My guess is that your problem lies in the constructor:
try {
SingleTask = Class.forName("SingleTask");
RepeatingTask = Class.forName("RepeatingTask");
ComplexTask = Class.forName("ComplexTask");
mappers.put(SingleTask, new SingleTaskRDBMapper());
mappers.put(RepeatingTask, new RepeatingTaskRDBMapper());
mappers.put(ComplexTask, new ComplexTaskRDBMapper());
}
catch (ClassNotFoundException e) {}
You silently ignore the ClassNotFOundException. If you add logging to the catch I expect it to tell you that the class SingleTask is not found, as I expect that you did not put those classes in the default package.

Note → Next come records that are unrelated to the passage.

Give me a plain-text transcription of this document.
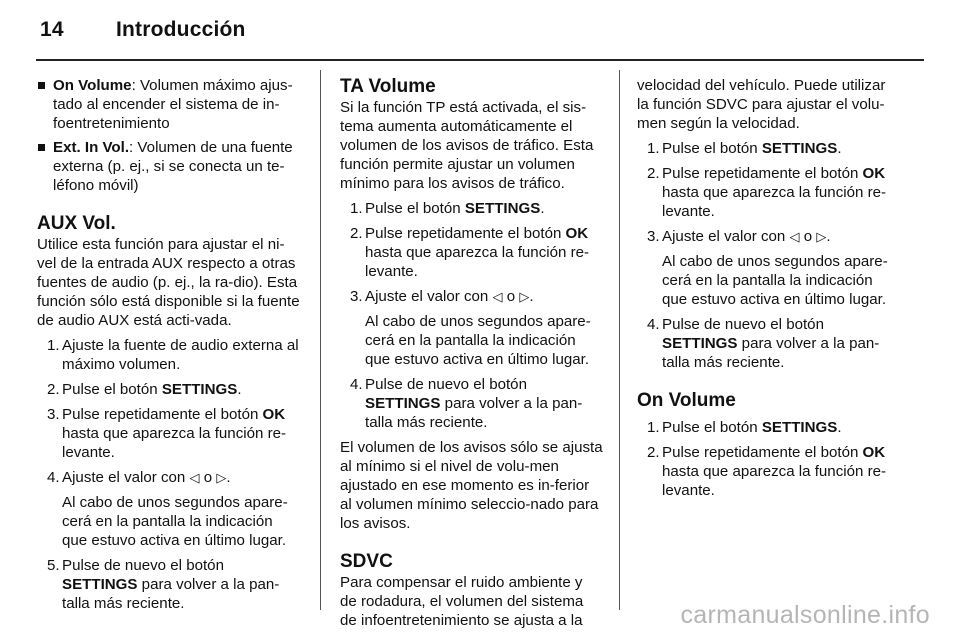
14 Introducción
On Volume: Volumen máximo ajus-tado al encender el sistema de in-foentretenimiento
Ext. In Vol.: Volumen de una fuente externa (p. ej., si se conecta un te-léfono móvil)
AUX Vol.

Utilice esta función para ajustar el ni-vel de la entrada AUX respecto a otras fuentes de audio (p. ej., la ra-dio). Esta función sólo está disponible si la fuente de audio AUX está acti-vada.

1. Ajuste la fuente de audio externa al máximo volumen.
2. Pulse el botón SETTINGS.
3. Pulse repetidamente el botón OK hasta que aparezca la función re-levante.
4. Ajuste el valor con ◁ o ▷.
Al cabo de unos segundos apare-cerá en la pantalla la indicación que estuvo activa en último lugar.
5. Pulse de nuevo el botón SETTINGS para volver a la pan-talla más reciente.
TA Volume

Si la función TP está activada, el sis-tema aumenta automáticamente el volumen de los avisos de tráfico. Esta función permite ajustar un volumen mínimo para los avisos de tráfico.

1. Pulse el botón SETTINGS.
2. Pulse repetidamente el botón OK hasta que aparezca la función re-levante.
3. Ajuste el valor con ◁ o ▷.
Al cabo de unos segundos apare-cerá en la pantalla la indicación que estuvo activa en último lugar.
4. Pulse de nuevo el botón SETTINGS para volver a la pan-talla más reciente.

El volumen de los avisos sólo se ajusta al mínimo si el nivel de volu-men ajustado en ese momento es in-ferior al volumen mínimo seleccio-nado para los avisos.

SDVC

Para compensar el ruido ambiente y de rodadura, el volumen del sistema de infoentretenimiento se ajusta a la

velocidad del vehículo. Puede utilizar la función SDVC para ajustar el volu-men según la velocidad.

1. Pulse el botón SETTINGS.
2. Pulse repetidamente el botón OK hasta que aparezca la función re-levante.
3. Ajuste el valor con ◁ o ▷.
Al cabo de unos segundos apare-cerá en la pantalla la indicación que estuvo activa en último lugar.
4. Pulse de nuevo el botón SETTINGS para volver a la pan-talla más reciente.
On Volume
1. Pulse el botón SETTINGS.
2. Pulse repetidamente el botón OK hasta que aparezca la función re-levante.
carmanualsonline.info
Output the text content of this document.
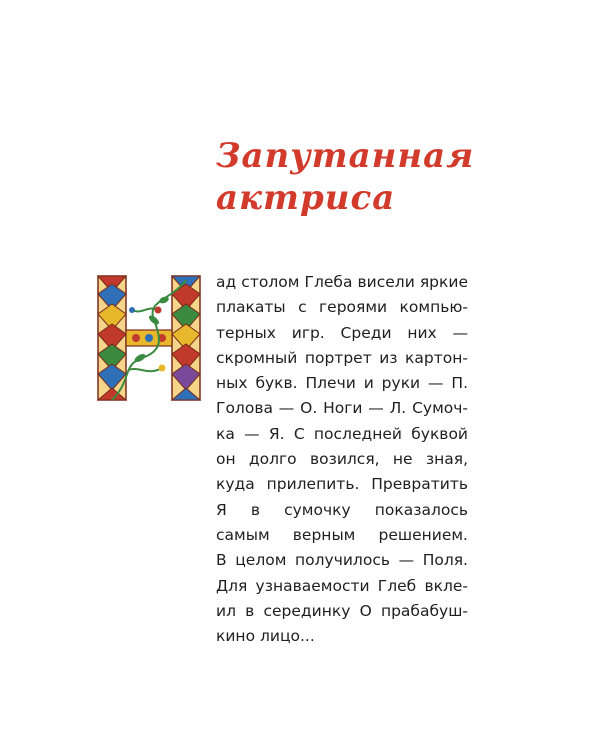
Запутанная
актриса
ад столом Глеба висели яркие
плакаты с героями компью-
терных игр. Среди них —
скромный портрет из картон-
ных букв. Плечи и руки — П.
Голова — О. Ноги — Л. Сумоч-
ка — Я. С последней буквой
он долго возился, не зная,
куда прилепить. Превратить
Я в сумочку показалось
самым верным решением.
В целом получилось — Поля.
Для узнаваемости Глеб вкле-
ил в серединку О прабабуш-
кино лицо...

Given your reply to comments these classes are in the domain. package, so you could try to change to:
try {
SingleTask = Class.forName("domain.SingleTask");
RepeatingTask = Class.forName("domain.RepeatingTask");
ComplexTask = Class.forName("domain.ComplexTask");
mappers.put(SingleTask, new SingleTaskRDBMapper());
mappers.put(RepeatingTask, new RepeatingTaskRDBMapper());
mappers.put(ComplexTask, new ComplexTaskRDBMapper());
}
catch (ClassNotFoundException e) {
log.warn("Cannot load class", e);
}
Btw, adding logging to your code will help to find the reasons behind unexpected behaviour.
Class.forName("SingleTask"); is throwing a ClassCastException, so mappers does not get populated. Since you are ignoring ClassCastExeption in your constructor you have missed that error, it seems.